In 2019, Hoge said, the company faced an emergency. Then-President Donald Trump imposed a 25% tariff on the vast majority of the company’s products, said Hoge, co-owner of Sea Eagle Boats.

“We had shipments that were already on the water waiting to get in port that suddenly were 25% more expensive,” Hoge told ABC News, saying the added cost forced him to raise prices. “It was jarring.”

Even after receiving an exemption from the tariffs, his company shifted most of its supply chain out of China as a precaution, Hoge said. Either way, Hoge added, the business has never sourced products from the U.S.

“This is not an industry that had a substantial U.S. presence and fired everyone. It never existed here,” Hoge said, noting that domestic manufacturing for these products would bring added costs and higher prices.

“If you want to involve the American middle class in the outdoors, you need products that the American middle class can afford,” Hoge said.

On the campaign trail, Trump has vowed to escalate the trade war initiated during his first term. However, studies have shown that his trade policies fell short of promises made to rejuvenate U.S. manufacturing and spur job growth.
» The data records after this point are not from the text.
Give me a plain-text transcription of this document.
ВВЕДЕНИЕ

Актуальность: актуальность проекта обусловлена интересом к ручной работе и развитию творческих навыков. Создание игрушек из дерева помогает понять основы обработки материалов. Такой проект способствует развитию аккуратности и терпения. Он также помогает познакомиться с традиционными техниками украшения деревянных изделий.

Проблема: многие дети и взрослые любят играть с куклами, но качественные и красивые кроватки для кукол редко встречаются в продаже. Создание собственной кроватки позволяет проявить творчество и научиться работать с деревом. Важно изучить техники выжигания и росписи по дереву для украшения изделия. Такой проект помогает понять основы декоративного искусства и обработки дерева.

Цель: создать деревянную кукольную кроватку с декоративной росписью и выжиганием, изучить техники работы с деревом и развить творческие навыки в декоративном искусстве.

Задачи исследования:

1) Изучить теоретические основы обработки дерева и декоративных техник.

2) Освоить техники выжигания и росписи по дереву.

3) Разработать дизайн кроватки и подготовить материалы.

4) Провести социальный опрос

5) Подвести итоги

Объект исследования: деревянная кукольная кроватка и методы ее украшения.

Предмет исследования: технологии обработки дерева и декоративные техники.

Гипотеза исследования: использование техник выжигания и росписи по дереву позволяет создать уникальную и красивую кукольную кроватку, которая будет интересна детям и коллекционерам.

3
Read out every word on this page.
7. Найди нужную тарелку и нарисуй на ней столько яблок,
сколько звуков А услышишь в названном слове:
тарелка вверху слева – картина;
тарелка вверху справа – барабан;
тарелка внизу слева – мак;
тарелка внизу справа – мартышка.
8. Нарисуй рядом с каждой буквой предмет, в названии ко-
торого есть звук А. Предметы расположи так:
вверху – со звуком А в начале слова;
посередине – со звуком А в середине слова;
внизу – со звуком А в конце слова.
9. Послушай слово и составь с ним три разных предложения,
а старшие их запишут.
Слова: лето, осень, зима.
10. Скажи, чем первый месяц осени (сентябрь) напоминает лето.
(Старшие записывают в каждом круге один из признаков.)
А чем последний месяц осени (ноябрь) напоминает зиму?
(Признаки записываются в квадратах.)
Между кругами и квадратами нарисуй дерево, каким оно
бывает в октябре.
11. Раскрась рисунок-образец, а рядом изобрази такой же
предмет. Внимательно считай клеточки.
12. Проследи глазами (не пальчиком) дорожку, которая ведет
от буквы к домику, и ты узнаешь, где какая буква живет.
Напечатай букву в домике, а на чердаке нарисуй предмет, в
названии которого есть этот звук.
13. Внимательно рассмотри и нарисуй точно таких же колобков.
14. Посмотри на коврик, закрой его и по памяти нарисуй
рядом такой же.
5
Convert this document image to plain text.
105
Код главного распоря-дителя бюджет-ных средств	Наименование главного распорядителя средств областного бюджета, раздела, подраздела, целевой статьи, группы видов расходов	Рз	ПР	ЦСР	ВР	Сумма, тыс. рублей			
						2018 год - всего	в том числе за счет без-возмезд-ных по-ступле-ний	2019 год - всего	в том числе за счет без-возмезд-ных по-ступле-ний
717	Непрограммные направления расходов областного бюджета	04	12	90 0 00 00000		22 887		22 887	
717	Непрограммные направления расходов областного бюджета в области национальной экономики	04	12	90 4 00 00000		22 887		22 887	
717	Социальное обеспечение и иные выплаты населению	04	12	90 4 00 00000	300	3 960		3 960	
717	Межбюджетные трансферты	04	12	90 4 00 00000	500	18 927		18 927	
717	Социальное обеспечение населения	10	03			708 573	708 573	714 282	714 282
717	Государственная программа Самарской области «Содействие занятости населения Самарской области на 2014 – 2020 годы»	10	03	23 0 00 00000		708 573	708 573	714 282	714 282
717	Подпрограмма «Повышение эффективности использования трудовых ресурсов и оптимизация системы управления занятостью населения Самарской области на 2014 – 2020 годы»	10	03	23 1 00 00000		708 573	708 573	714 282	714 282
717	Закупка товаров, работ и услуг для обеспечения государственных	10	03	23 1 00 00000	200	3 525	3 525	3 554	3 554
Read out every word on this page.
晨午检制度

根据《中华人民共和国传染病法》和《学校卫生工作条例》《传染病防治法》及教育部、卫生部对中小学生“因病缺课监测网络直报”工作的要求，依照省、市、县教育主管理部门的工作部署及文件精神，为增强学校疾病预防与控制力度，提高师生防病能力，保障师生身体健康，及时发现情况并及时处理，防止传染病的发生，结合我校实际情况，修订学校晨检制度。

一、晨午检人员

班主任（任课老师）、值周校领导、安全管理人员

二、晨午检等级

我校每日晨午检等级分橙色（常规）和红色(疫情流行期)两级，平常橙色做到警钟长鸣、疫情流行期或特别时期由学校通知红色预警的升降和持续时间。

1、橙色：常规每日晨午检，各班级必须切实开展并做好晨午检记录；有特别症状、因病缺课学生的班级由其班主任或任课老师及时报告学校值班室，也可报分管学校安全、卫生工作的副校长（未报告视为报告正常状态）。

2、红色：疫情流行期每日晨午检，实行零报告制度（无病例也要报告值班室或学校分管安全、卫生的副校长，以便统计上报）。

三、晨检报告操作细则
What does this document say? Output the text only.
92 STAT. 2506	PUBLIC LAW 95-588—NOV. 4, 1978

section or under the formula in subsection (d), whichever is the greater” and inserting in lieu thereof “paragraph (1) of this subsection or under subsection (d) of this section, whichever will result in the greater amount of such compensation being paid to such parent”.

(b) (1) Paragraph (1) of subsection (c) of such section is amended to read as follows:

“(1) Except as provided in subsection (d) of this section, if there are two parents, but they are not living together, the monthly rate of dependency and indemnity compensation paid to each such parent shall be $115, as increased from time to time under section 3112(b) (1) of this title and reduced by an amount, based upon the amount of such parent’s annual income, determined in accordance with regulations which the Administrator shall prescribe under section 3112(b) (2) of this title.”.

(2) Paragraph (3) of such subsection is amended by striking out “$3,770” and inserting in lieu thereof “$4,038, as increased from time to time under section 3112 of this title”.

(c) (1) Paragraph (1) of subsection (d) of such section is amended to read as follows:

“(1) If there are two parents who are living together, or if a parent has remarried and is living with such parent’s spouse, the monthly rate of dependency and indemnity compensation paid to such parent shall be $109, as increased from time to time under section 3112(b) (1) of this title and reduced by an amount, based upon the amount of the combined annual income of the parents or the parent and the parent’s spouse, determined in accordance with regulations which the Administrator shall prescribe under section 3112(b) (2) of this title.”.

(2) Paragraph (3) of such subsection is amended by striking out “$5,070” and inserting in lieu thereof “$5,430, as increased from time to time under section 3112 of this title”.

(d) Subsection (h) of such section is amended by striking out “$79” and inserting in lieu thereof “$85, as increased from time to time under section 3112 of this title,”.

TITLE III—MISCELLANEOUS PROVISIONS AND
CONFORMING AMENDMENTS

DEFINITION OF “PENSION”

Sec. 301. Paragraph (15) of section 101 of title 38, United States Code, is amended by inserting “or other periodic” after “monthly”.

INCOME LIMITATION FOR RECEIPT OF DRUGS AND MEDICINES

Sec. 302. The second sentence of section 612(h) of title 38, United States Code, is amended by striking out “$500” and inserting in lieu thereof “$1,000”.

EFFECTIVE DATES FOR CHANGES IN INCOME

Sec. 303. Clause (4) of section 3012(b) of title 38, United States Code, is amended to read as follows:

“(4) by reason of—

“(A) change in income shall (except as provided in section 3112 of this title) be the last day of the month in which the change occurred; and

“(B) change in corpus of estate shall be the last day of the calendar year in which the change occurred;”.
In some cases, analysts told ABC News, the policies harmed U.S. producers while raising prices for consumers.

A heightened trade war over a long period could expand certain areas of U.S. manufacturing, some analysts said. But, they added, the move would come at significant cost for consumers already worn out by inflation.

“The tariffs raised costs for American businesses and raised some prices for American consumers,” Inu Manak, a fellow for trade policy at the Council on Foreign Relations, told ABC News. “And there’s quite a bit more Trump could do.”

The Trump campaign did not immediately respond to a request for comment.

Stephen Moore, who previously served as an economic adviser to Trump and says he has helped shape Trump’s 2024 agenda, previously told ABC News that escalating tariffs would hinder foreign producers and make domestic industries more competitive.

In turn, the policy would create jobs and boost manufacturing in the U.S., Moore said.

“Trump wants jobs here in America,” Moore added. “He wants things made in America.”

During his tenure, Trump placed tariffs on aluminum and steel from a host of countries, including Mexico, Canada and the European Union.

Meanwhile, he taxed hundreds of billions of dollars worth of goods from China, raising import costs for everything from shoes to BMX bikes to computer chips.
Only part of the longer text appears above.